Last year, Language Insight reported that the Northern Ireland healthcare sector had deemed the £5 million it spent on translation and interpreting services at its hospitals over three years to be money well spent. A spokesperson for the Belfast Health Trust told the Belfast Telegraph that healthcare institutions had a duty to make sure patients have equal access to language services when they seek medical assistance.

Yet just as important as catering to non-English-speaking patients visiting UK GP surgeries and hospitals is ensuring all doctors, nurses and other healthcare staff can communicate with patients who speak English as their mother tongue. This is what these new checks should help facilitate.

Under current rules, doctors who qualified outside the European Union – including those from Australia and Canada – must prove they can speak English to a safe standard. However, those who qualified within the European Union are not subject to the same criteria. This will change with the introduction of the new guidelines.

Dr Dan Poulter, health minister, said: “These new checks will ensure that all doctors who want to work in the NHS can speak proficient English and to prevent those who can’t from treating patients. There are lots of excellent doctors from around the world working in the NHS – this is simply about protecting patients and having proper checks on a doctor’s ability to speak English.”

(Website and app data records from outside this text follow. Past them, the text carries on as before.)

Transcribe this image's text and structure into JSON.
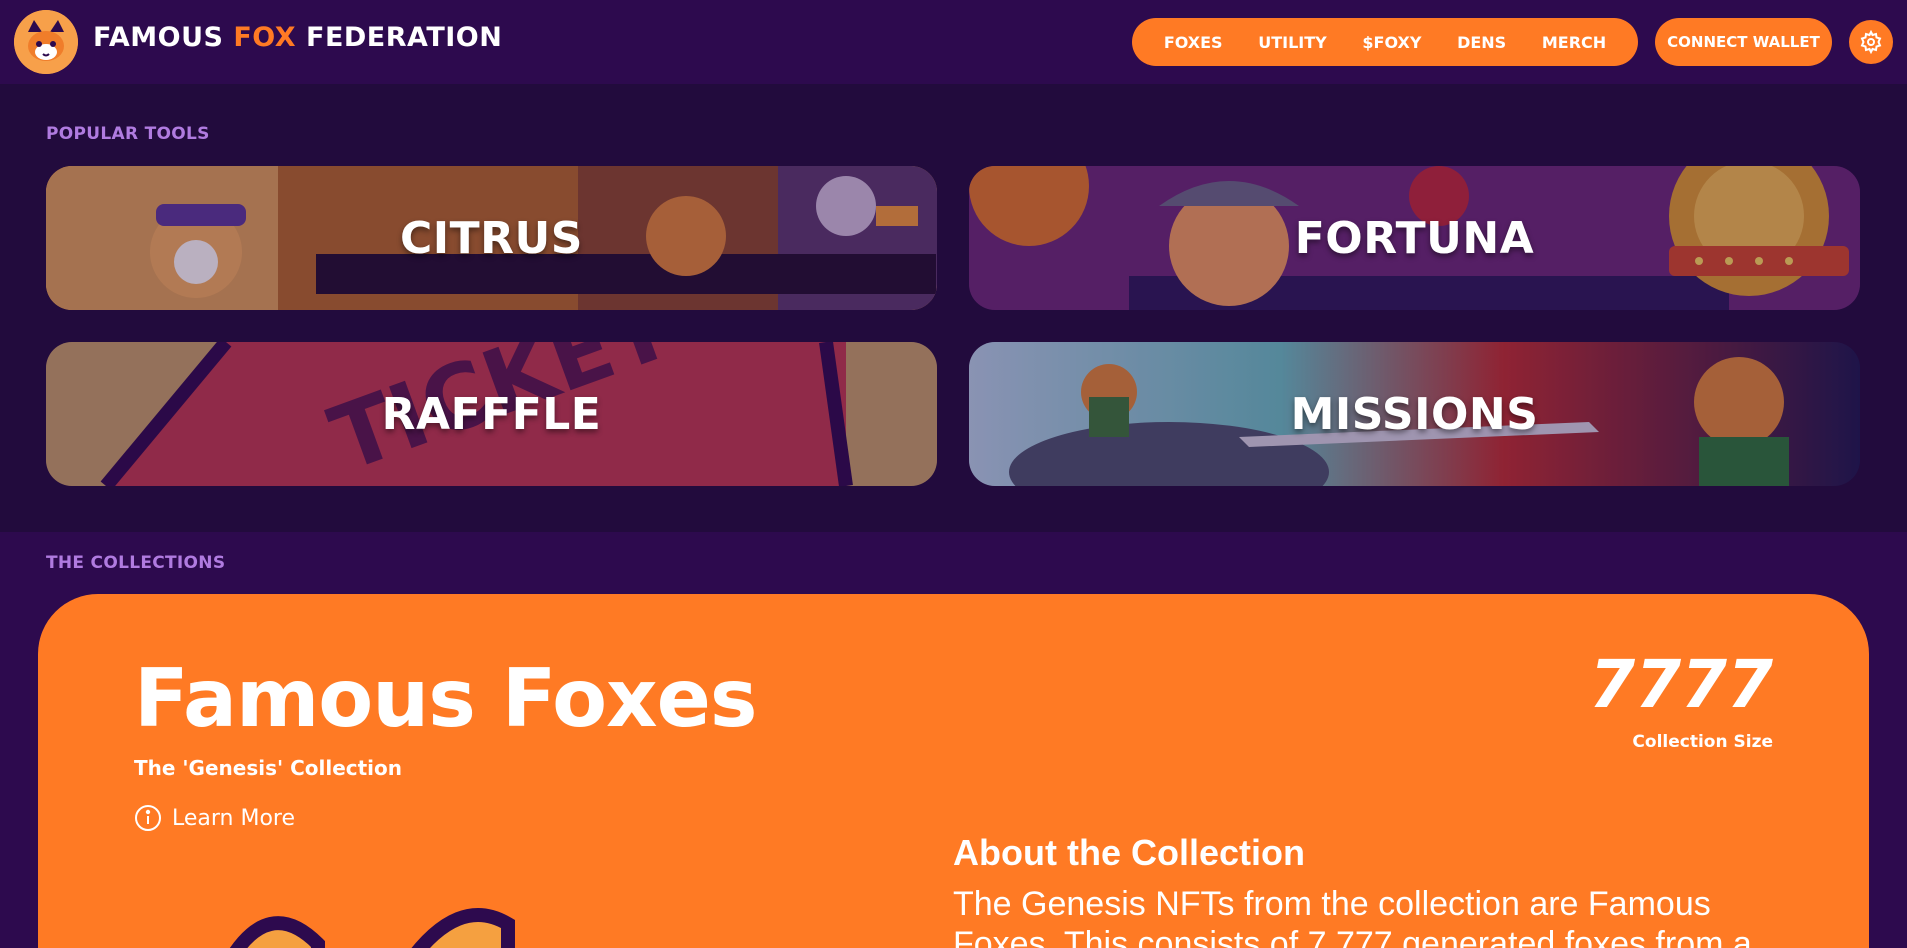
{
  "header": {
    "brand_part1": "FAMOUS ",
    "brand_accent": "FOX",
    "brand_part2": " FEDERATION",
    "nav": [
      "FOXES",
      "UTILITY",
      "$FOXY",
      "DENS",
      "MERCH"
    ],
    "connect_label": "CONNECT WALLET",
    "settings_icon": "gear-icon"
  },
  "tools": {
    "section_label": "POPULAR TOOLS",
    "cards": [
      {
        "label": "CITRUS"
      },
      {
        "label": "FORTUNA"
      },
      {
        "label": "RAFFFLE"
      },
      {
        "label": "MISSIONS"
      }
    ]
  },
  "collections": {
    "section_label": "THE COLLECTIONS",
    "title": "Famous Foxes",
    "subtitle": "The 'Genesis' Collection",
    "learn_more": "Learn More",
    "count": "7777",
    "count_label": "Collection Size",
    "about_title": "About the Collection",
    "about_body": "The Genesis NFTs from the collection are Famous Foxes. This consists of 7,777 generated foxes from a"
  },
  "colors": {
    "background": "#2d0a4e",
    "tools_background": "#220b3d",
    "accent": "#ff7a24",
    "label_purple": "#b07be0"
  }
}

Writing for the Express, broadcaster Jimmy Young notes the current system allows hundreds of thousands of EU doctors to work in the UK without them first being tested for their English language abilities. He points out there have been cases where patients have received the incorrect dose of medication or have not understood their diagnosis due to their doctor’s unfamiliarity with British medical terms.

The Government Response to the House of Commons Health Committee Report of Session 2012-13, released in February, noted that a duty for ‘Responsibility Officers’ to measure the language competency of the doctors they oversee should be legally introduced “as soon as possible”. This would mean amending the existing Medical Act to bolster the GMC’s powers; giving it the ability to conduct checks on GPs’ language skills where concerns about them have been raised. A category for doctors deemed to have deficient English knowledge would also be introduced to inform decisions on whether particular GPs should have conditions placed on their licence.